I switched to Atom 1.0 on Workbench two months ago, a move that hasn't been as smooth as I'd like because of one popular aggregator that doesn't support the format.
This site is created using Wordzilla, a LAMP-based weblog publishing tool that I've developed over the last year. Writing code to generate Atom feeds in PHP was extremely simple, since most of the code used to generate RSS feeds could be applied to the task.
Atom uses a different format for date-time values than RSS, so I had to write new date-handling code:
// get the most recent entry's publication date (a MySQL datetime value)
$pubdate = $entry[0]['pubdate']);
// convert it to an Atom RFC 3339 date
$updated = date('Y-m-dTH:i:sZ', strtotime($pubdate));
// add it to the feed
$output .= "<updated>{$updated}</updated>n";
This produces a properly formatted Atom date element:
<updated>2006-05-27T11:03:17Z</updated>
One thing I haven't been able to do with Really Simple Syndication is indicate an item's author, because RSS requires that an e-mail address be used for this purpose. Spammers snarf up e-mail addresses in syndicated feeds.
Atom supports author elements that can be a username instead:
<author>
<name>rcade</name>
</author>
The most significant difference between RSS and Atom is the requirement that Atom text elements specify the type of content that they hold, which can be HTML, XHTML or text.
The content type must be identified with a type attribute:
<content type="html"><![CDATA[I own some Home Depot stock ...]]></content>
My Atom feed offers the text of weblog entries as HTML markup:
// get the entry's description (a MySQL text value)

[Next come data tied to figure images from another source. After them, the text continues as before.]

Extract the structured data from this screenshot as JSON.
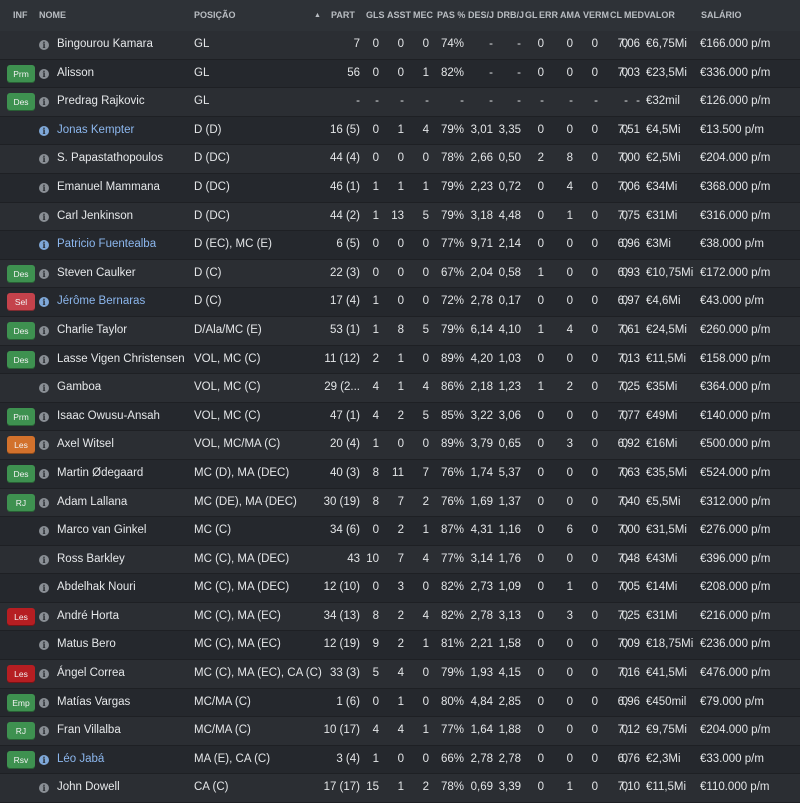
{
  "header": {
    "inf": "INF",
    "nome": "NOME",
    "posicao": "POSIÇÃO",
    "sort_glyph": "▲",
    "part": "PART",
    "gls": "GLS",
    "asst": "ASST",
    "mec": "MEC",
    "pas": "PAS %",
    "desj": "DES/J",
    "drbj": "DRB/J",
    "gl": "GL",
    "err": "ERR",
    "ama": "AMA",
    "verm": "VERM",
    "cl": "CL",
    "medvalor": "MED",
    "valor": "VALOR",
    "salario": "SALÁRIO"
  },
  "info_glyph": "i",
  "colors": {
    "badge_green": "#3e9150",
    "badge_red": "#b61e22",
    "badge_pink": "#c4424b",
    "badge_orange": "#d2712c",
    "link": "#8cb7ee"
  },
  "rows": [
    {
      "badge": "",
      "name": "Bingourou Kamara",
      "pos": "GL",
      "apps": "7",
      "gls": "0",
      "ast": "0",
      "mec": "0",
      "pas": "74%",
      "desj": "-",
      "drbj": "-",
      "gl": "0",
      "err": "0",
      "ama": "0",
      "verm": "0",
      "cl": "7,06",
      "val": "€6,75Mi",
      "sal": "€166.000 p/m"
    },
    {
      "badge": "Prm",
      "name": "Alisson",
      "pos": "GL",
      "apps": "56",
      "gls": "0",
      "ast": "0",
      "mec": "1",
      "pas": "82%",
      "desj": "-",
      "drbj": "-",
      "gl": "0",
      "err": "0",
      "ama": "0",
      "verm": "0",
      "cl": "7,03",
      "val": "€23,5Mi",
      "sal": "€336.000 p/m"
    },
    {
      "badge": "Des",
      "name": "Predrag Rajkovic",
      "pos": "GL",
      "apps": "-",
      "gls": "-",
      "ast": "-",
      "mec": "-",
      "pas": "-",
      "desj": "-",
      "drbj": "-",
      "gl": "-",
      "err": "-",
      "ama": "-",
      "verm": "-",
      "cl": "-",
      "val": "€32mil",
      "sal": "€126.000 p/m"
    },
    {
      "badge": "",
      "name": "Jonas Kempter",
      "link": true,
      "pos": "D (D)",
      "apps": "16 (5)",
      "gls": "0",
      "ast": "1",
      "mec": "4",
      "pas": "79%",
      "desj": "3,01",
      "drbj": "3,35",
      "gl": "0",
      "err": "0",
      "ama": "0",
      "verm": "0",
      "cl": "7,51",
      "val": "€4,5Mi",
      "sal": "€13.500 p/m"
    },
    {
      "badge": "",
      "name": "S. Papastathopoulos",
      "pos": "D (DC)",
      "apps": "44 (4)",
      "gls": "0",
      "ast": "0",
      "mec": "0",
      "pas": "78%",
      "desj": "2,66",
      "drbj": "0,50",
      "gl": "2",
      "err": "8",
      "ama": "0",
      "verm": "0",
      "cl": "7,00",
      "val": "€2,5Mi",
      "sal": "€204.000 p/m"
    },
    {
      "badge": "",
      "name": "Emanuel Mammana",
      "pos": "D (DC)",
      "apps": "46 (1)",
      "gls": "1",
      "ast": "1",
      "mec": "1",
      "pas": "79%",
      "desj": "2,23",
      "drbj": "0,72",
      "gl": "0",
      "err": "4",
      "ama": "0",
      "verm": "0",
      "cl": "7,06",
      "val": "€34Mi",
      "sal": "€368.000 p/m"
    },
    {
      "badge": "",
      "name": "Carl Jenkinson",
      "pos": "D (DC)",
      "apps": "44 (2)",
      "gls": "1",
      "ast": "13",
      "mec": "5",
      "pas": "79%",
      "desj": "3,18",
      "drbj": "4,48",
      "gl": "0",
      "err": "1",
      "ama": "0",
      "verm": "0",
      "cl": "7,75",
      "val": "€31Mi",
      "sal": "€316.000 p/m"
    },
    {
      "badge": "",
      "name": "Patricio Fuentealba",
      "link": true,
      "pos": "D (EC), MC (E)",
      "apps": "6 (5)",
      "gls": "0",
      "ast": "0",
      "mec": "0",
      "pas": "77%",
      "desj": "9,71",
      "drbj": "2,14",
      "gl": "0",
      "err": "0",
      "ama": "0",
      "verm": "0",
      "cl": "6,96",
      "val": "€3Mi",
      "sal": "€38.000 p/m"
    },
    {
      "badge": "Des",
      "name": "Steven Caulker",
      "pos": "D (C)",
      "apps": "22 (3)",
      "gls": "0",
      "ast": "0",
      "mec": "0",
      "pas": "67%",
      "desj": "2,04",
      "drbj": "0,58",
      "gl": "1",
      "err": "0",
      "ama": "0",
      "verm": "0",
      "cl": "6,93",
      "val": "€10,75Mi",
      "sal": "€172.000 p/m"
    },
    {
      "badge": "Sel",
      "name": "Jérôme Bernaras",
      "link": true,
      "pos": "D (C)",
      "apps": "17 (4)",
      "gls": "1",
      "ast": "0",
      "mec": "0",
      "pas": "72%",
      "desj": "2,78",
      "drbj": "0,17",
      "gl": "0",
      "err": "0",
      "ama": "0",
      "verm": "0",
      "cl": "6,97",
      "val": "€4,6Mi",
      "sal": "€43.000 p/m"
    },
    {
      "badge": "Des",
      "name": "Charlie Taylor",
      "pos": "D/Ala/MC (E)",
      "apps": "53 (1)",
      "gls": "1",
      "ast": "8",
      "mec": "5",
      "pas": "79%",
      "desj": "6,14",
      "drbj": "4,10",
      "gl": "1",
      "err": "4",
      "ama": "0",
      "verm": "0",
      "cl": "7,61",
      "val": "€24,5Mi",
      "sal": "€260.000 p/m"
    },
    {
      "badge": "Des",
      "name": "Lasse Vigen Christensen",
      "pos": "VOL, MC (C)",
      "apps": "11 (12)",
      "gls": "2",
      "ast": "1",
      "mec": "0",
      "pas": "89%",
      "desj": "4,20",
      "drbj": "1,03",
      "gl": "0",
      "err": "0",
      "ama": "0",
      "verm": "0",
      "cl": "7,13",
      "val": "€11,5Mi",
      "sal": "€158.000 p/m"
    },
    {
      "badge": "",
      "name": "Gamboa",
      "pos": "VOL, MC (C)",
      "apps": "29 (2...",
      "gls": "4",
      "ast": "1",
      "mec": "4",
      "pas": "86%",
      "desj": "2,18",
      "drbj": "1,23",
      "gl": "1",
      "err": "2",
      "ama": "0",
      "verm": "0",
      "cl": "7,25",
      "val": "€35Mi",
      "sal": "€364.000 p/m"
    },
    {
      "badge": "Prm",
      "name": "Isaac Owusu-Ansah",
      "pos": "VOL, MC (C)",
      "apps": "47 (1)",
      "gls": "4",
      "ast": "2",
      "mec": "5",
      "pas": "85%",
      "desj": "3,22",
      "drbj": "3,06",
      "gl": "0",
      "err": "0",
      "ama": "0",
      "verm": "0",
      "cl": "7,77",
      "val": "€49Mi",
      "sal": "€140.000 p/m"
    },
    {
      "badge": "Les",
      "name": "Axel Witsel",
      "pos": "VOL, MC/MA (C)",
      "apps": "20 (4)",
      "gls": "1",
      "ast": "0",
      "mec": "0",
      "pas": "89%",
      "desj": "3,79",
      "drbj": "0,65",
      "gl": "0",
      "err": "3",
      "ama": "0",
      "verm": "0",
      "cl": "6,92",
      "val": "€16Mi",
      "sal": "€500.000 p/m"
    },
    {
      "badge": "Des",
      "name": "Martin Ødegaard",
      "pos": "MC (D), MA (DEC)",
      "apps": "40 (3)",
      "gls": "8",
      "ast": "11",
      "mec": "7",
      "pas": "76%",
      "desj": "1,74",
      "drbj": "5,37",
      "gl": "0",
      "err": "0",
      "ama": "0",
      "verm": "0",
      "cl": "7,63",
      "val": "€35,5Mi",
      "sal": "€524.000 p/m"
    },
    {
      "badge": "RJ",
      "name": "Adam Lallana",
      "pos": "MC (DE), MA (DEC)",
      "apps": "30 (19)",
      "gls": "8",
      "ast": "7",
      "mec": "2",
      "pas": "76%",
      "desj": "1,69",
      "drbj": "1,37",
      "gl": "0",
      "err": "0",
      "ama": "0",
      "verm": "0",
      "cl": "7,40",
      "val": "€5,5Mi",
      "sal": "€312.000 p/m"
    },
    {
      "badge": "",
      "name": "Marco van Ginkel",
      "pos": "MC (C)",
      "apps": "34 (6)",
      "gls": "0",
      "ast": "2",
      "mec": "1",
      "pas": "87%",
      "desj": "4,31",
      "drbj": "1,16",
      "gl": "0",
      "err": "6",
      "ama": "0",
      "verm": "0",
      "cl": "7,00",
      "val": "€31,5Mi",
      "sal": "€276.000 p/m"
    },
    {
      "badge": "",
      "name": "Ross Barkley",
      "pos": "MC (C), MA (DEC)",
      "apps": "43",
      "gls": "10",
      "ast": "7",
      "mec": "4",
      "pas": "77%",
      "desj": "3,14",
      "drbj": "1,76",
      "gl": "0",
      "err": "0",
      "ama": "0",
      "verm": "0",
      "cl": "7,48",
      "val": "€43Mi",
      "sal": "€396.000 p/m"
    },
    {
      "badge": "",
      "name": "Abdelhak Nouri",
      "pos": "MC (C), MA (DEC)",
      "apps": "12 (10)",
      "gls": "0",
      "ast": "3",
      "mec": "0",
      "pas": "82%",
      "desj": "2,73",
      "drbj": "1,09",
      "gl": "0",
      "err": "1",
      "ama": "0",
      "verm": "0",
      "cl": "7,05",
      "val": "€14Mi",
      "sal": "€208.000 p/m"
    },
    {
      "badge": "Les",
      "name": "André Horta",
      "pos": "MC (C), MA (EC)",
      "apps": "34 (13)",
      "gls": "8",
      "ast": "2",
      "mec": "4",
      "pas": "82%",
      "desj": "2,78",
      "drbj": "3,13",
      "gl": "0",
      "err": "3",
      "ama": "0",
      "verm": "0",
      "cl": "7,25",
      "val": "€31Mi",
      "sal": "€216.000 p/m"
    },
    {
      "badge": "",
      "name": "Matus Bero",
      "pos": "MC (C), MA (EC)",
      "apps": "12 (19)",
      "gls": "9",
      "ast": "2",
      "mec": "1",
      "pas": "81%",
      "desj": "2,21",
      "drbj": "1,58",
      "gl": "0",
      "err": "0",
      "ama": "0",
      "verm": "0",
      "cl": "7,09",
      "val": "€18,75Mi",
      "sal": "€236.000 p/m"
    },
    {
      "badge": "Les",
      "name": "Ángel Correa",
      "pos": "MC (C), MA (EC), CA (C)",
      "apps": "33 (3)",
      "gls": "5",
      "ast": "4",
      "mec": "0",
      "pas": "79%",
      "desj": "1,93",
      "drbj": "4,15",
      "gl": "0",
      "err": "0",
      "ama": "0",
      "verm": "0",
      "cl": "7,16",
      "val": "€41,5Mi",
      "sal": "€476.000 p/m"
    },
    {
      "badge": "Emp",
      "name": "Matías Vargas",
      "pos": "MC/MA (C)",
      "apps": "1 (6)",
      "gls": "0",
      "ast": "1",
      "mec": "0",
      "pas": "80%",
      "desj": "4,84",
      "drbj": "2,85",
      "gl": "0",
      "err": "0",
      "ama": "0",
      "verm": "0",
      "cl": "6,96",
      "val": "€450mil",
      "sal": "€79.000 p/m"
    },
    {
      "badge": "RJ",
      "name": "Fran Villalba",
      "pos": "MC/MA (C)",
      "apps": "10 (17)",
      "gls": "4",
      "ast": "4",
      "mec": "1",
      "pas": "77%",
      "desj": "1,64",
      "drbj": "1,88",
      "gl": "0",
      "err": "0",
      "ama": "0",
      "verm": "0",
      "cl": "7,12",
      "val": "€9,75Mi",
      "sal": "€204.000 p/m"
    },
    {
      "badge": "Rsv",
      "name": "Léo Jabá",
      "link": true,
      "pos": "MA (E), CA (C)",
      "apps": "3 (4)",
      "gls": "1",
      "ast": "0",
      "mec": "0",
      "pas": "66%",
      "desj": "2,78",
      "drbj": "2,78",
      "gl": "0",
      "err": "0",
      "ama": "0",
      "verm": "0",
      "cl": "6,76",
      "val": "€2,3Mi",
      "sal": "€33.000 p/m"
    },
    {
      "badge": "",
      "name": "John Dowell",
      "pos": "CA (C)",
      "apps": "17 (17)",
      "gls": "15",
      "ast": "1",
      "mec": "2",
      "pas": "78%",
      "desj": "0,69",
      "drbj": "3,39",
      "gl": "0",
      "err": "1",
      "ama": "0",
      "verm": "0",
      "cl": "7,10",
      "val": "€11,5Mi",
      "sal": "€110.000 p/m"
    }
  ]
}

$description = $e['description'];
// add it to the feed
$output .= "<content type="html"><![CDATA[{$description}]]></content>n";
Putting this text inside a CDATA block removes the need to convert the characters "<", ">", and "&" to XML entities.
When an Atom element omits the type attribute, it's assumed to be text.
The following PHP code creates XML-safe text for entry titles:
// get the entry's title
$title = $e['title'];
// convert the title to XML-safe text
$title = utf8_encode(htmlspecialchars($title));
// add it to the feed
$output .= "<title>$title</title>n";
The last difference I had to deal with is Atom's requirement that each entry have a title. Because I haven't written titles for all entries on Workbench, I wrote a function that can create a title from the first 25 words of an entry's description:
function get_text_excerpt($text, $max_length = 25) {
$text = strip_tags($text);
if (strlen($text) <= $max_length) {
return $text;
}
$subtext = substr($text, 0, $max_length);
$last_space = strrpos($subtext, " ");
if ($last_space === false) {
return $text;
}
return substr($subtext, 0, $last_space);
}
I switched to Atom whole hog, dropping the RSS feed and redirecting requests to the new Atom feed.
I quickly reinstated the RSS feed because I'm getting 4,000 requests a week from subscribers running Radio UserLand, which doesn't support Atom 1.0. Trying to subscribe in the current version, Radio 8.2.1, results in the error message "Can't evaluate the expression because the name 'version' hasn't been defined."
That's the only popular aggregator I've tested that doesn't support Atom 1.0, though I've read that the OPML Editor's River of News also can't handle these feeds.
I'm not going to support both formats on new programming projects just for Radio, because its users ought to nudge UserLand to upgrade Atom support to version 1.0. I'd like to redirect RSS requests to the Atom feed so that all subscribers are seeing the same thing and sites like Bloglines offer one subscription count. But dropping existing RSS support makes little sense.
Atom's content type requirement is a great improvement to syndication, allowing publishers to specify exactly what they're using a feed to carry. The RSS engine built in to Microsoft's next version of Windows produces RSS 2.0 feeds that have an extra type attribute in each description, even though it's not defined in the spec.